A substantial body of literature has suggested that exercise has a significant effect on preventing and treating a wide range of diseases. It has been found that exercise can alter various neurotransmitters’ activities and activate some of pathways, which are activated by morphine or other opiates; and also affects the reward system by releasing various mediators (15). Numerous experimental and clinical studies have demonstrated that chronic regular exercise can activate the central opioid system and cause increased release of endogenous opioid peptides and increase pain threshold in human and animals (16, 17). On a related note, exercise can influence the brain’s pleasure center through opioid systems and releasing neurotransmitters (18), and lead to secretion of specific neurotransmitters, which relieve mental and physical pain (19). Moreover, the brain can generate endogenous opioid-like compounds. The factors that increase these compounds in the brain will have the same effects as morphine and other opioid receptor agonists (20-22). Exercise increases the pain threshold by releasing androgen opioid peptides, especially Beta-endorphin (23-25). It is important to note that exercise can counteract the reduction in catecholamine’s production (dopamine, serotonin, and norepinephrine) following drug abuse. Therefore, exercise is considered as an effective treatment for drug abuse (23, 26).

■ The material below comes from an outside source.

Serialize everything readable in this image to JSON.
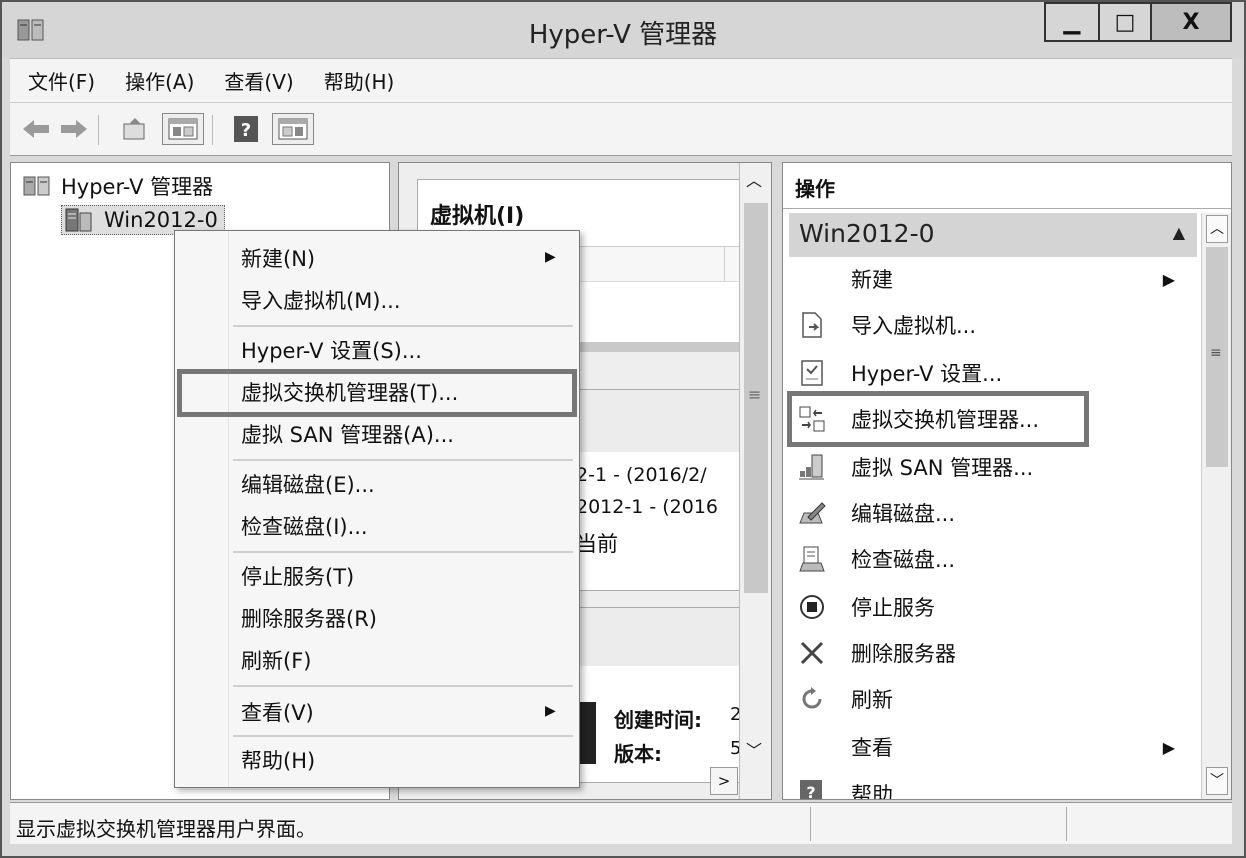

In general, physical activity attenuates morphine dependence. Therefore, this natural reward system can replace other approaches to medication for addictive disorders (4) or use a prevention method to drug addiction (27). Exercise can be voluntary or compulsory, voluntary exercise causes no stress in animals and prevents negative effects of corticosterone on other neuronal circuit (28). Animal voluntary exercise is similar to that of human beings because in this type of exercise animals are able to regulate running speed, time, and distance (29). Moreover, stress has a significant effect on the relapse in both human and rodent models (7). More broadly, there are identified molecular mechanisms regarding the effect of voluntary exercise, which include its positive impact on enhancing neurogenesis, dendritic spines and presynaptic vesicles development, gene expression involved in synaptic plasticity in hippocampus and other brain region, increase in Long-term potentiation (LTP), and BDNF level (30). On the other hand, previous findings indicate that short-term compulsory exercise increases dependence symptoms following naloxone injection and decreases dependence symptoms in addicted animals (4).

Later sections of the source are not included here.